Before there wasn’t much. Bamboo walls, a thatched roof, a dirt playground. But the simple classroom in a camp for people who fled their homes after civil war erupted in South Sudan in 2013 served as more than just a place to learn.
For the 23,000 children living in the UN protection of civilians site in Malakal, the school was a place of refuge where kids from a range of ethnicities gathered every day. They went to school. Something too few children in South Sudan have the chance to do. A routine that served as a comforting reminder of more peaceful days.
After there was nothing. Charred canvas, twisted metal, the thatch reduced to ashes. Tents, tin huts, and makeshift shelters had all been burnt to the ground in the aftermath of fighting in the camp last month that left at least 18 people dead. Again – for the Malakal site has been targeted by violence in the past – families fled, lives were upended and children were robbed of even a veneer of normalcy.
Just a few weeks earlier I had been at the Malakal site to launch the second phase of a campaign to get more than half a million children into a classroom of some sort.
South Sudan has more children not attending school than any other country. More than half of all the primary age children are either not going to school because they can’t due to the fighting, or because they’ve never had the chance. UNICEF’s Back to Learning initiative seeks to give some of the most vulnerable children in the world the chance to learn and grow.
The scale of the destruction I saw when I returned to the site in the days after the fighting showed how challenging it can be to achieve even that modest ambition.
Frustration and anger were still palpable among the teachers, nurses, community leaders and humanitarian workers who had all seen months of work – and real progress for children – torched and looted over the course of 24 hours. But the determination to build back took precedence.

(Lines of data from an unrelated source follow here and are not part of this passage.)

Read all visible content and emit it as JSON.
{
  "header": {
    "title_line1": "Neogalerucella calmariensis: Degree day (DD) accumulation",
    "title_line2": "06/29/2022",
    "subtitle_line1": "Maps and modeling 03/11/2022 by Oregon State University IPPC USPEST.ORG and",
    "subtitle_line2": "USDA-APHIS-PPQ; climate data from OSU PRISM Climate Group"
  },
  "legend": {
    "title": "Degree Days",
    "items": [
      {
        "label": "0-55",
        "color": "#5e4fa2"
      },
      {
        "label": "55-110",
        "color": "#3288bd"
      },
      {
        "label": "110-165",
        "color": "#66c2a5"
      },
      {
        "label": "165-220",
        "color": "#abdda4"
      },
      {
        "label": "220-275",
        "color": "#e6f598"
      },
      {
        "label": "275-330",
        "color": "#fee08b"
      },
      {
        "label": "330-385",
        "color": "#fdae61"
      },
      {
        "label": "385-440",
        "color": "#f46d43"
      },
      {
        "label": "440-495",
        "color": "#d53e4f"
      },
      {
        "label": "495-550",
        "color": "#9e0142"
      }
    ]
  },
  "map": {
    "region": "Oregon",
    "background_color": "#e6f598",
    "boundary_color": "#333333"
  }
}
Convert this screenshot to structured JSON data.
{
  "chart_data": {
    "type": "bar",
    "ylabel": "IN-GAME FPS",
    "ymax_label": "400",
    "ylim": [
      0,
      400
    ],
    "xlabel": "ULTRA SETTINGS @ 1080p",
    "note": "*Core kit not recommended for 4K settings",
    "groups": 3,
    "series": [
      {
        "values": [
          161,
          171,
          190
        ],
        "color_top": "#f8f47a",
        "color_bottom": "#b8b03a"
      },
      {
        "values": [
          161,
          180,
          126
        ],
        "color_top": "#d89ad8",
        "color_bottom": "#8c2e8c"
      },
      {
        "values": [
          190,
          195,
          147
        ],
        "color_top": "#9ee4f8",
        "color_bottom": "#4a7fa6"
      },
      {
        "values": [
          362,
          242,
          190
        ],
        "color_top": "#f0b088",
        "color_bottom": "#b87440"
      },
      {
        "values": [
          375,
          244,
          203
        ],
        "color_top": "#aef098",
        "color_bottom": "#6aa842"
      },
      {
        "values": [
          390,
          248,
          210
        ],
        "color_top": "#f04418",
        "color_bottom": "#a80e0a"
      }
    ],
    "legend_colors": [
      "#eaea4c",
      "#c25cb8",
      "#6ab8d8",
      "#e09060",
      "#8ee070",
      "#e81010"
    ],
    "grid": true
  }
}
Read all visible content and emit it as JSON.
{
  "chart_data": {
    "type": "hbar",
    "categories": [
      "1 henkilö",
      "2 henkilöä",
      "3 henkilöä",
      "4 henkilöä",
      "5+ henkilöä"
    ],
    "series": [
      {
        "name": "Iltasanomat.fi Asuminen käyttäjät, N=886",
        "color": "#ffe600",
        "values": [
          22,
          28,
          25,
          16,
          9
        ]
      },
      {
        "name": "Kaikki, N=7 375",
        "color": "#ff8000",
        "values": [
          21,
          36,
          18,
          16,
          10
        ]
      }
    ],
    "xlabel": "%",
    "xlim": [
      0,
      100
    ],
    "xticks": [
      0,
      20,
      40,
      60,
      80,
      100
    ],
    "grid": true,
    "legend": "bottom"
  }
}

A temporary shelter has been built in which more than one thousand children have been able to play and sing in a therapeutic environment guided by social workers.Two mobile clinics are being run UNICEF partners where 20 mothers have safely delivered their babies and three thousand children tested for malnutrition. Families who lost children in the melee of the flight to safety are being reunited with the sons and daughters, 108 so far. And latrines that were destroyed are being replaced and communities being told of the importance of using them rather than open areas around the camp.
It’s not just families still living inside the site that need our help. Many people fled the camp and have taken refuge in Malakal town, sheltering in public buildings, such as this family in a local school. Some have been taken in by the local community.
These communities will need help to be hosts. Is the water supply adequate and safe? Are there enough toilets? How many children need to be reunited with their parents?
These are questions which staff on the ground are now working to answer and respond to.
What happened in Malakal was sudden, unexpected and deadly. The damage done goes beyond infrastructure. That can be rebuilt.
Here, as elsewhere in South Sudan, we need to ensure that children’s futures are not compromised because of violence. Keeping them safe, healthy and in school is not just what’s best for them. It’s also the best investment in the future growth and stability of South Sudan.